A primeira estatueta para o Brasil na mais relevante e badalada premiação da indústria cinematográfica mundial reforça o interesse sobre a produção dirigida por Walter Salles. Assim, amplia o alcance da mensagem do longa-metragem, que conta a história real de Eunice Paiva, esposa do ex-deputado federal Rubens Paiva, sequestrado, torturado e morto pela ditadura militar que vigorou no Brasil entre 1964 e 1985. Seu corpo nunca foi encontrado. Advogada, ativista e mãe de cinco filhos, Eunice atravessou quatro décadas em busca da verdade sobre o desaparecimento do marido. Conhecer ou relembrar os horrores do arbítrio reforça a conscientização coletiva e ajuda a minimizar os riscos de o passado obscuro se repetir.
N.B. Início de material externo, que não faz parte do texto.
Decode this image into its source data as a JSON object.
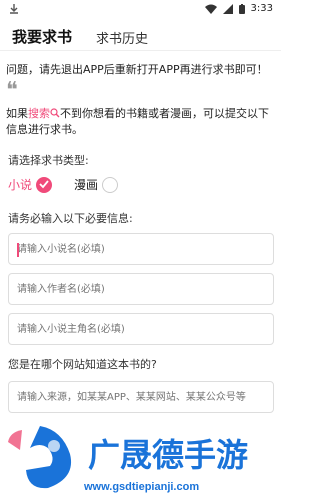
{
  "status": {
    "time": "3:33"
  },
  "tabs": [
    {
      "label": "我要求书",
      "active": true
    },
    {
      "label": "求书历史",
      "active": false
    }
  ],
  "notice": "问题，请先退出APP后重新打开APP再进行求书即可！",
  "description": {
    "prefix": "如果",
    "link": "搜索",
    "suffix": "不到你想看的书籍或者漫画，可以提交以下信息进行求书。"
  },
  "book_type": {
    "label": "请选择求书类型:",
    "options": [
      {
        "label": "小说",
        "selected": true
      },
      {
        "label": "漫画",
        "selected": false
      }
    ]
  },
  "required_info": {
    "label": "请务必输入以下必要信息:",
    "fields": [
      {
        "placeholder": "请输入小说名(必填)"
      },
      {
        "placeholder": "请输入作者名(必填)"
      },
      {
        "placeholder": "请输入小说主角名(必填)"
      }
    ]
  },
  "source": {
    "label": "您是在哪个网站知道这本书的?",
    "placeholder": "请输入来源，如某某APP、某某网站、某某公众号等"
  },
  "watermark": {
    "brand": "广晟德手游",
    "url": "www.gsdtiepianji.com"
  },
  "colors": {
    "accent": "#f04a7a",
    "watermark": "#1a73d9"
  }
}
Ditaduras são sempre opressivas, não importa se de direita ou de esquerda.
Outro mérito notável de "Ainda Estou Aqui" foi conseguir unir e engajar os brasileiros na torcida pelas estatuetas
A conquista inédita para o Brasil orgulha e traz ainda a oportunidade de reconhecimento da qualidade técnica e narrativa do cinema nacional. Foram, até aqui, quase 50 premiações internacionais. A arrecadação de bilheteria, no país e no Exterior, já supera os R$ 160 milhões. Mas a chancela do Oscar, sem dúvida, pode ser um impulso inigualável à produção cinematográfica local. Espalha ainda reflexos positivos para todo o segmento audiovisual e a indústria criativa brasileira. Abre a chance para que o setor capte mais recursos para projetos com maior orçamento e permite que os títulos passem a ser mais valorizados. Não só pelas plataformas de streaming e grandes distribuidoras globais, mas inclusive pelo público interno, que costuma comparecer pouco para assistir a filmes nacionais. No ano passado, os títulos brasileiros atraíram apenas 10% dos espectadores das salas de cinema do país. Os dados são da Agência Nacional do Cinema (Ancine).
Ainda Estou Aqui alcançou ainda o feito memorável de ser indicado para concorrer à principal categoria do Oscar, a de melhor filme, e de Fernanda Torres, que interpretou a tenaz Eunice Paiva, ser considerada uma das favoritas à premiação de melhor atriz. Não deu para Fernanda, a despeito da atuação impecável, elogiada pelo público e pela crítica. Sua performance e seu carisma, no entanto, também têm o condão de ampliar o mercado para atores brasileiros no Exterior.
Outro mérito notável de Ainda Estou Aqui, adaptação do livro de Marcelo Rubens Paiva, filho de Eunice e Rubens, foi conseguir engajar os brasileiros na torcida pelas estatuetas. Foi contagiante a vibração na noite de domingo, de Norte a Sul, em pleno Carnaval. A despeito do componente político presente, a obra foi capaz de unir o Brasil, a exemplo do que é visto em época de Copa do Mundo ou de Olimpíada. Pode ser um sinal de que a profunda divisão ideológica do país não seja insuperável, como se supõe, por indicar que, acima de diferenças comportadas pela democracia, o autoritarismo é rejeitado pela ampla maioria da nação.